What kind of CRM system would work best and how much would it cost?
March 8, 2013 7:54 AM   Subscribe

My small financial services firm needs to keep track of our customers and how much progress we have made selling them different investments.

We have a pool of about 3,000 potential customers. At any one time we are trying to sell one of five products. (Between product introduction and a sales close is 3 to 6 months.) There are 6 people doing the selling at any one time. I would like to see a report that shows progress. For example Sales Person Dave mailed out a brochure to Customer XYZ for our Deal 123 as step 1, received an answer as step 2, etc. etc. (maybe 7 steps at most.)

What is a good off-the-shelf CRM package to do this?

How much would you guess it would cost to hire a freelancer to customize it so it does exactly what we like?

How much do you guess it would cost to run a month (assume 10 people at most)?
posted by otto42 to Work & Money (8 answers total) 3 users marked this as a favorite
 
Here is Salesforce.com's pricing structure.

I have used it before and recommend it. Before it existed, my company went through three painful and expensive bespoke builds of a CRM system. By most comparisons Salesforce is simple and easy to use. It's in the cloud, and may not need as customisation as you think if you don't have very bespoke processes to map onto it.

You can see the cost of Freelancers on places like elance. There is a large corpus of qualified developers, which is another bonus.
posted by MuffinMan at 8:07 AM on March 8, 2013


Microsoft Dynamics CRM (cloud version) runs about $45/month/user and has a 30-day free trial.
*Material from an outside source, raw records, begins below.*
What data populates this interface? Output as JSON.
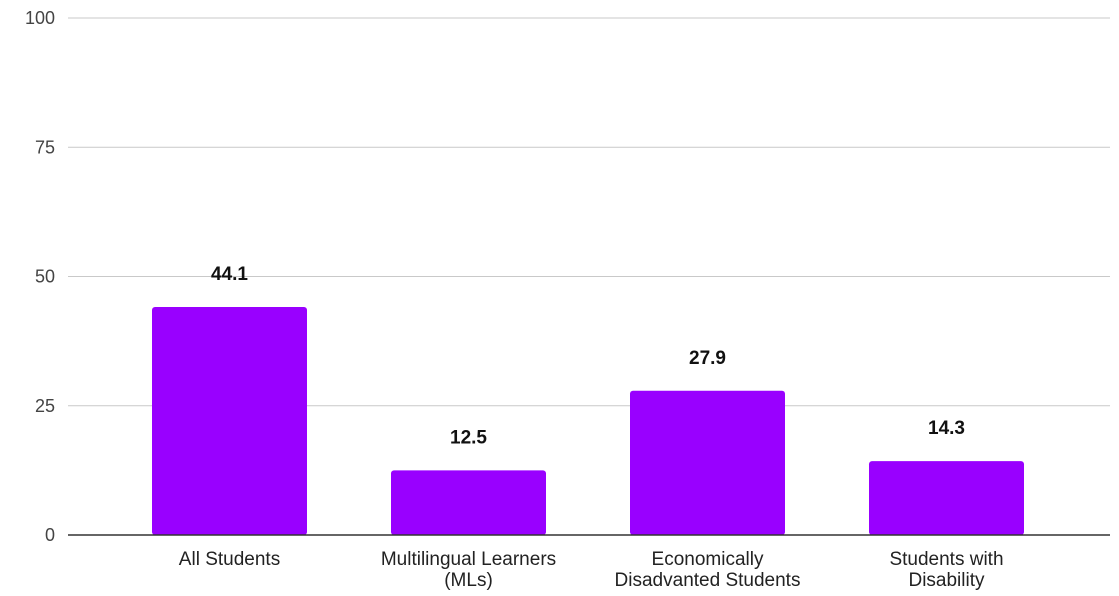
{
  "chart_data": {
    "type": "bar",
    "title": "",
    "xlabel": "",
    "ylabel": "",
    "ylim": [
      0,
      100
    ],
    "yticks": [
      0,
      25,
      50,
      75,
      100
    ],
    "grid": true,
    "bar_color": "#9900FF",
    "categories": [
      [
        "All Students"
      ],
      [
        "Multilingual Learners",
        "(MLs)"
      ],
      [
        "Economically",
        "Disadvanted Students"
      ],
      [
        "Students with",
        "Disability"
      ]
    ],
    "values": [
      44.1,
      12.5,
      27.9,
      14.3
    ],
    "data_labels": [
      "44.1",
      "12.5",
      "27.9",
      "14.3"
    ]
  }
}
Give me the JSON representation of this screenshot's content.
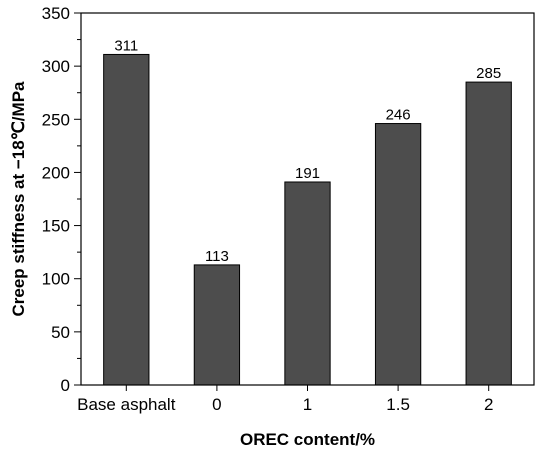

It is possible to customize in the sense of writing your own code, but a good CRM system should be configurable to a fairly high degree of flexibility. (Your description of sales steps above would be out of the box, and you'd have the ability to configure some logic against certain kinds of steps, without needing a developer.) If you're using Outlook and Exchange (or Office 365 mail), there's a high degree of collaboration between the two.
posted by Lyn Never at 8:19 AM on March 8, 2013


I use salesforce.com for my company. Though it is not a financial services firm, I have found it to be very easy to use, with great customer service, extensive documentation and support, etc.

Perhaps you can call them and explain to them what you're looking for. Ask them how/if their service can help you.

They've got a pretty good reputation as far as CRM packages are concerned.
posted by dfriedman at 8:32 AM on March 8, 2013


SugarCRM is another well-known CRM. And Netsuite also has CRM.
posted by Dansaman at 9:35 AM on March 8, 2013


My employer does SugarCRM hosting and customization. Ping me via MeFiMail if you want to talk further.
posted by COD at 9:50 AM on March 8, 2013


Highrise might be a good option to look at as well - you might like the deal based approach.
posted by ssg at 10:44 AM on March 8, 2013


Act! is a product that might make sense for your user size.
posted by Sculthorpe at 10:50 AM on March 8, 2013


I'm a Salesforce.com Admin, and I picked it up cold, without any training. It's very easy to learn and use and the reporting and dashboards are pretty great!

The on-line community is good as well, and you can go there 24/7 and ask any question about anything.

I also like it because there's a mobile app which is great for folks on the go.

You can use it for Service, fulfilling orders, producing and distributing quotes and RFPs.

It slices, it dices, it makes thousands of Julliene fries!

Tons of people can use Salesforce.com, so getting someone in freelance to make it do what it do is very easy.